In practical terms, i.e. in a world with real computers that have finite computing abilities, your scheme is crackable (by which I mean reconstructing the secret value given one of the shares) if the secret has low entropy. If the secret is itself a purely random string of 128 bits, then an attacker would need to try on average $2^{127}$ values before hitting the right one, and that's too much for current computers. But if the secret is some "real world data" with some structure (e.g. it is a "password", i.e. a string of characters that can be remembered and typed by a human being), then trying out all potential values could be substantially easier.

To sum up: if you replaced the truncated SHA-512 with simple plain random generation, then it would be "perfect" (in the same sense as Shamir's Secret Sharing, because it would be Shamir's Secret Sharing: immune to attackers with infinitely powerful computers).
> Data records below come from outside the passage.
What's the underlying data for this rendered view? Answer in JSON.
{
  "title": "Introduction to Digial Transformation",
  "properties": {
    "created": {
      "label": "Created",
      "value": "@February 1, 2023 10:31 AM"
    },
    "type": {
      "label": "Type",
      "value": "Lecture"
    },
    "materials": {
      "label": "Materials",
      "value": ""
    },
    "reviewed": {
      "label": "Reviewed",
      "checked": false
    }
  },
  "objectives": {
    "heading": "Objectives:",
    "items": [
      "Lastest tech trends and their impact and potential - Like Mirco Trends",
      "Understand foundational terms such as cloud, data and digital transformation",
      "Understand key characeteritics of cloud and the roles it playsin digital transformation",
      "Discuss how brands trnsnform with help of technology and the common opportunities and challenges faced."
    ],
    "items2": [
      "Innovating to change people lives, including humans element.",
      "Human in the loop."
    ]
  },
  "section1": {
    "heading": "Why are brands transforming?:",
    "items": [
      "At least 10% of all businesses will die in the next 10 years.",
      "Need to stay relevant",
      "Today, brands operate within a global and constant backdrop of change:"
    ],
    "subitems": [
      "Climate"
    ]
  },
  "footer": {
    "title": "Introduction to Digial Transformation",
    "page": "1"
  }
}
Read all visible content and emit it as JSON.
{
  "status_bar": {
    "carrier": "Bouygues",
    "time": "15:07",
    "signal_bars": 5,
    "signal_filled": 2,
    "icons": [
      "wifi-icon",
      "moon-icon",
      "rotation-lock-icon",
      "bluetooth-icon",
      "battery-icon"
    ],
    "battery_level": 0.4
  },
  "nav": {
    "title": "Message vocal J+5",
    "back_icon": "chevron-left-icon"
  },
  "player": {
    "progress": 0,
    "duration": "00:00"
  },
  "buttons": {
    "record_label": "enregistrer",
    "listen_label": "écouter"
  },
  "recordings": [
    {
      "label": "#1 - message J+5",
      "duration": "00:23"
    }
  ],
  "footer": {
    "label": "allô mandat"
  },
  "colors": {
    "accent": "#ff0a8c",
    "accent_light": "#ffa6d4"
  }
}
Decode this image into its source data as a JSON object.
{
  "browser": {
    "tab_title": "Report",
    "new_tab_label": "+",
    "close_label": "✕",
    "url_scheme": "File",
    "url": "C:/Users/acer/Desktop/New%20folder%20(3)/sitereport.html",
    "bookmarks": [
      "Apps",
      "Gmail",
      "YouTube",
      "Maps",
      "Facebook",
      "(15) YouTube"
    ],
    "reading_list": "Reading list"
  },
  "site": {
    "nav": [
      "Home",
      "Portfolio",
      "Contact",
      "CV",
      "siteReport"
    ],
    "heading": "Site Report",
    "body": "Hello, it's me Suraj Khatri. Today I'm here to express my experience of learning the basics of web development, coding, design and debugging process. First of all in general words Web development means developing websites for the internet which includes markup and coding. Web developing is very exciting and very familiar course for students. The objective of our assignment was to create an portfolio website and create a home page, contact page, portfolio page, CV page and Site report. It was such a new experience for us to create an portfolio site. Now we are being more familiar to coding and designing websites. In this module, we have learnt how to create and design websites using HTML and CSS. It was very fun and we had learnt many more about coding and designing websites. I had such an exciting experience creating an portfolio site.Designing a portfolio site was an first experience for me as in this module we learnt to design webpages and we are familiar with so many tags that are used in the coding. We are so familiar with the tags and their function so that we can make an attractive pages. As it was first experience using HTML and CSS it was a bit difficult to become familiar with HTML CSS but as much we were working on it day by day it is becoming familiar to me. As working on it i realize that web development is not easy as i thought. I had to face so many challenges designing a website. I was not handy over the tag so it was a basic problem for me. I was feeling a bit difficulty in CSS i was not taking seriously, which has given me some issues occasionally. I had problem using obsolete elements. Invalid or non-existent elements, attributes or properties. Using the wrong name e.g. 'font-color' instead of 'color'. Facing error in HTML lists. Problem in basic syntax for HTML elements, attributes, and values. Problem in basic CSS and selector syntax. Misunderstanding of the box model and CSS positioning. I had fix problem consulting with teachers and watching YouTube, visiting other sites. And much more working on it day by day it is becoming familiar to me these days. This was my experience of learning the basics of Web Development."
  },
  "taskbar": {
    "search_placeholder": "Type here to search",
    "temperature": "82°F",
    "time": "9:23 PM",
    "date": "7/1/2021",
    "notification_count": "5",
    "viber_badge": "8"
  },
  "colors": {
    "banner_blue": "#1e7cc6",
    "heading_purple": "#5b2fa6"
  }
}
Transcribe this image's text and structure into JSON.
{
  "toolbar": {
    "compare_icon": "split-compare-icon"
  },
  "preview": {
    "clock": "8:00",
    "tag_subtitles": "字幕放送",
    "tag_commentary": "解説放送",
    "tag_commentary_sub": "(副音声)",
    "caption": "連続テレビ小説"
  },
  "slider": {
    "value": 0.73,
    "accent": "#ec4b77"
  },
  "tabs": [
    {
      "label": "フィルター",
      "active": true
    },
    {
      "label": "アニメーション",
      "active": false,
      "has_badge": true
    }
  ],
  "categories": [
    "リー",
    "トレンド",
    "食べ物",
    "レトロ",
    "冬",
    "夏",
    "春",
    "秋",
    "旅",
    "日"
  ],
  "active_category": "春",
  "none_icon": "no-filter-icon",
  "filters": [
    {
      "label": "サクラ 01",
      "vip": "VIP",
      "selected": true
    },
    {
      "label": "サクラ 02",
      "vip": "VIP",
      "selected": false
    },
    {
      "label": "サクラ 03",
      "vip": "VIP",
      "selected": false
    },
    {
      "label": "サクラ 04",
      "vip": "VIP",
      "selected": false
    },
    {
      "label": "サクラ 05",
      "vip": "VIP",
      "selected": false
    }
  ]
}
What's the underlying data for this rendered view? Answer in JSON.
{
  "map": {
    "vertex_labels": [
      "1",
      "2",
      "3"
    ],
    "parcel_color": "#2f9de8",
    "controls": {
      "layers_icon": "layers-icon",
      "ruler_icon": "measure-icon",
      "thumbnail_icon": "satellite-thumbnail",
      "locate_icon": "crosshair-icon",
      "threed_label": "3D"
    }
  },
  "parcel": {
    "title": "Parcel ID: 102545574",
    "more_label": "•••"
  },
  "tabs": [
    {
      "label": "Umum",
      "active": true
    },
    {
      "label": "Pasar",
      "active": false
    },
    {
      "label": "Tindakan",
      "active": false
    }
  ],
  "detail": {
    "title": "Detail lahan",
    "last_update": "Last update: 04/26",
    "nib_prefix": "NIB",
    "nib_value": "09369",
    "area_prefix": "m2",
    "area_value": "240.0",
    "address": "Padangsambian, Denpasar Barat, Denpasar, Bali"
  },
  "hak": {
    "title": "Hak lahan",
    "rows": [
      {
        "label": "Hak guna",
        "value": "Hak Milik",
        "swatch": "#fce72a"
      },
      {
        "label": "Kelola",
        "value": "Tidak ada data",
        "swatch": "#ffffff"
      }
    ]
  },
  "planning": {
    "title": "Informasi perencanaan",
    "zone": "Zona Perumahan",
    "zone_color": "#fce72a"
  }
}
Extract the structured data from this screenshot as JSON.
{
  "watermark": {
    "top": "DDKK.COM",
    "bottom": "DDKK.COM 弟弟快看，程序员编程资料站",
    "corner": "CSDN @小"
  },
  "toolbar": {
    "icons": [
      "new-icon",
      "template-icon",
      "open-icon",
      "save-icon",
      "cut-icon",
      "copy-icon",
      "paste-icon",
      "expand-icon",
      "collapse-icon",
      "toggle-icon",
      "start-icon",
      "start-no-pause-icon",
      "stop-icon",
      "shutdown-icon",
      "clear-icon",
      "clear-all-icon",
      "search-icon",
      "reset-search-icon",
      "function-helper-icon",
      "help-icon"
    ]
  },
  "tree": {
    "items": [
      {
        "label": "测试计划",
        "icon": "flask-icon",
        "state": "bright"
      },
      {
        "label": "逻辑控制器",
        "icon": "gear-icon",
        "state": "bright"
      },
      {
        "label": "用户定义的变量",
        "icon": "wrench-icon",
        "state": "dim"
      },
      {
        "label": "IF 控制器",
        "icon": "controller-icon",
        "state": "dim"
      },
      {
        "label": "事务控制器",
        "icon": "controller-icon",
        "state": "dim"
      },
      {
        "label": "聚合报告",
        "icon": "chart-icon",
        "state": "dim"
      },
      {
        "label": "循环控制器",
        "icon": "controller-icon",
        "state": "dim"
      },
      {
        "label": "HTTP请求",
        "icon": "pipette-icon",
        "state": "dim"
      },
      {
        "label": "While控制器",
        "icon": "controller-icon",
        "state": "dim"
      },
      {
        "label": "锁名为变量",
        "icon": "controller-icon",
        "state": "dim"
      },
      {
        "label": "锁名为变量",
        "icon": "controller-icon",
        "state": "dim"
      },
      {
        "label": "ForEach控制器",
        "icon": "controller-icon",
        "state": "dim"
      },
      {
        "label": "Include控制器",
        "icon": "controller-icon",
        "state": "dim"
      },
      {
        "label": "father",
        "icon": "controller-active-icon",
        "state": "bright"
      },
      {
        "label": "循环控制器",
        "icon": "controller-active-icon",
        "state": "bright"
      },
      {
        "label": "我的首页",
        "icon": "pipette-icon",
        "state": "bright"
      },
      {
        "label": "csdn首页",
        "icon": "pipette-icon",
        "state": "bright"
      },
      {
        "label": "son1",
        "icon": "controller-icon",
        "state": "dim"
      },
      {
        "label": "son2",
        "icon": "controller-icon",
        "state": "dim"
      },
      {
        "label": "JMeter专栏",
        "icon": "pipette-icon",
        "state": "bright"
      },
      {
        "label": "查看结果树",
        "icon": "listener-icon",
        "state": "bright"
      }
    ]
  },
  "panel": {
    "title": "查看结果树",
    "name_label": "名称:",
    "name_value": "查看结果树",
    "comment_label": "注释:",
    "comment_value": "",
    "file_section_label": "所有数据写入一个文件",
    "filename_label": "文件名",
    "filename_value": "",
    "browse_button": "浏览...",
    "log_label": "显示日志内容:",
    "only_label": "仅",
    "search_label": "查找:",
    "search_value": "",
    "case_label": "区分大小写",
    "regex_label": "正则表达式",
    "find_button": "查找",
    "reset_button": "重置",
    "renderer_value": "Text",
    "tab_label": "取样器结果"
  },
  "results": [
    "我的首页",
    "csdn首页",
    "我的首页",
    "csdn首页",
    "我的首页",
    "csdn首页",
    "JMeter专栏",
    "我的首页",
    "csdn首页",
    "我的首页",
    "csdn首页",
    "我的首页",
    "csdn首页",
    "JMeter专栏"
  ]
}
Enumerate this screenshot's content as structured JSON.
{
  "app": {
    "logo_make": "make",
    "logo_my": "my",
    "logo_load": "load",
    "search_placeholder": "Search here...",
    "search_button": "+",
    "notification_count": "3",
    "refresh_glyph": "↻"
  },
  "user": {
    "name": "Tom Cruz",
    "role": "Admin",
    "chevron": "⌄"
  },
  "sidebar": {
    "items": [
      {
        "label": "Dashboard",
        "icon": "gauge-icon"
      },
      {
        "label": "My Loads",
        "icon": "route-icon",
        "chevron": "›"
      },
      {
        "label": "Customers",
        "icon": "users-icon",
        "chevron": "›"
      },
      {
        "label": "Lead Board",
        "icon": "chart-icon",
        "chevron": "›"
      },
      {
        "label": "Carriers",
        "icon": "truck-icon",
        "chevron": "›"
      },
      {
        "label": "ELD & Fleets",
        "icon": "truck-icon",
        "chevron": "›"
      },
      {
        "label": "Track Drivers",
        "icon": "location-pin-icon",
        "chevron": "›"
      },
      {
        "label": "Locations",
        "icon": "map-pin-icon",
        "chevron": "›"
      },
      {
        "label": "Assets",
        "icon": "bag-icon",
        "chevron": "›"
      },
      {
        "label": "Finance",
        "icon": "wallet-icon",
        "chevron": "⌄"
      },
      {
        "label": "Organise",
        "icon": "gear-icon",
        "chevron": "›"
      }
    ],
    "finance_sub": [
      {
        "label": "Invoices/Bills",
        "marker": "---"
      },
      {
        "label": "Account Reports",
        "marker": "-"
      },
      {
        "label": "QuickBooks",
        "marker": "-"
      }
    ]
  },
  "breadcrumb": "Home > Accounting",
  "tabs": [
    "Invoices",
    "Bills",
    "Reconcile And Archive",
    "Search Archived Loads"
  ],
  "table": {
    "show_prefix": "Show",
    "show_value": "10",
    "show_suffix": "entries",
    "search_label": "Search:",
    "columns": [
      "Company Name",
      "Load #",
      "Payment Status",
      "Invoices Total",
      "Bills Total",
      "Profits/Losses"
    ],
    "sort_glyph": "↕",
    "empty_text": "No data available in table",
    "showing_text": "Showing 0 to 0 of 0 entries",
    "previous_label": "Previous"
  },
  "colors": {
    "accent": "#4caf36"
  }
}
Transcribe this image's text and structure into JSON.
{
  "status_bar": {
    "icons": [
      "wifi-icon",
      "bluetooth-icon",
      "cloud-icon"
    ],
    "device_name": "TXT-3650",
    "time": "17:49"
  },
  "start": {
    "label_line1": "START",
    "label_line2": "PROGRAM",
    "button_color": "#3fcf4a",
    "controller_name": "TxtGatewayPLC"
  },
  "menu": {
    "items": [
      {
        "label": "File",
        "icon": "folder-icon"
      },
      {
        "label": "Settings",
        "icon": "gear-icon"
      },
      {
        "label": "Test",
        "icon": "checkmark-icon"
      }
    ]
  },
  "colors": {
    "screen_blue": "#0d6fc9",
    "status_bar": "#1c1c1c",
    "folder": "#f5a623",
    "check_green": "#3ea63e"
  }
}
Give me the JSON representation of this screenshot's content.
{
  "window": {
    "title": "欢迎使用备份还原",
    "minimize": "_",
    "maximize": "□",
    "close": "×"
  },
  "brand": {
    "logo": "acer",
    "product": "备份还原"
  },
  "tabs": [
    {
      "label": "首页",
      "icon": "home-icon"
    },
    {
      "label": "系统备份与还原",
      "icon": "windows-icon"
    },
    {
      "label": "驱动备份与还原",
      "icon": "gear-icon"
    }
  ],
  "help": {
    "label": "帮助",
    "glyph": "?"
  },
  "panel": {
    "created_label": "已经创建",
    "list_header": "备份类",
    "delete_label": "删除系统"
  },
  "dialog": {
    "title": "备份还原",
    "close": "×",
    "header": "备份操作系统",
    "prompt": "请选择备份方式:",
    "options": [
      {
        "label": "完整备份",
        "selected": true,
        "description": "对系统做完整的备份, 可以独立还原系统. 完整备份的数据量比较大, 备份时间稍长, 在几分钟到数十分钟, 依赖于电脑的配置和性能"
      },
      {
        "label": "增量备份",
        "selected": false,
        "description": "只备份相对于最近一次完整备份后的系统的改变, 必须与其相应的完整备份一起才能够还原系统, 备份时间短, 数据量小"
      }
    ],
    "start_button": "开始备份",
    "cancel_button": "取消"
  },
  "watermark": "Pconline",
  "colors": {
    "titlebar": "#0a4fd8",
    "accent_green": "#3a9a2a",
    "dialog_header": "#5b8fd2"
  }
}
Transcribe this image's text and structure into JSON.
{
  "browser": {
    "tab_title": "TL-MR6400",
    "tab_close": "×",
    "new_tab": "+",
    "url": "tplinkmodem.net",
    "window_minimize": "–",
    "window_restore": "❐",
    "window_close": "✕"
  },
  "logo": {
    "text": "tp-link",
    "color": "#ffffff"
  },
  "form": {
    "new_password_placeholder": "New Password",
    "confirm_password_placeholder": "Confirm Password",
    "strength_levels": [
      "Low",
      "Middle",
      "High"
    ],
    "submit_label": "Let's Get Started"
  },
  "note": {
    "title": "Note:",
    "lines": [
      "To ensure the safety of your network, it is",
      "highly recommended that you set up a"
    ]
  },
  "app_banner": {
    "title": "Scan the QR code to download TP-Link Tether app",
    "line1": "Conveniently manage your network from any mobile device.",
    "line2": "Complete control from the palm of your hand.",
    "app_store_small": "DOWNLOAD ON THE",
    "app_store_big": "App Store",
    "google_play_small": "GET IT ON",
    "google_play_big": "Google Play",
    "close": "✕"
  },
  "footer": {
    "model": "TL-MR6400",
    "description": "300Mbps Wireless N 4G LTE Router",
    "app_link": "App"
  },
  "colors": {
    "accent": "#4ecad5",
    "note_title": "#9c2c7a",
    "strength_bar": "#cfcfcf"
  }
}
With the SHA-512, it becomes potentially vulnerable to brute force attacks, i.e. simply "trying out all potential values for the secret". The practical feasibility of such a brute force attack depends on how many potential values there are for the secret; if there are N equiprobable potential values, then the attack would need to try, on average, N/2 of them (if some values are more probable than others, then the attacker will start by trying these, and the analysis is slightly more complicated).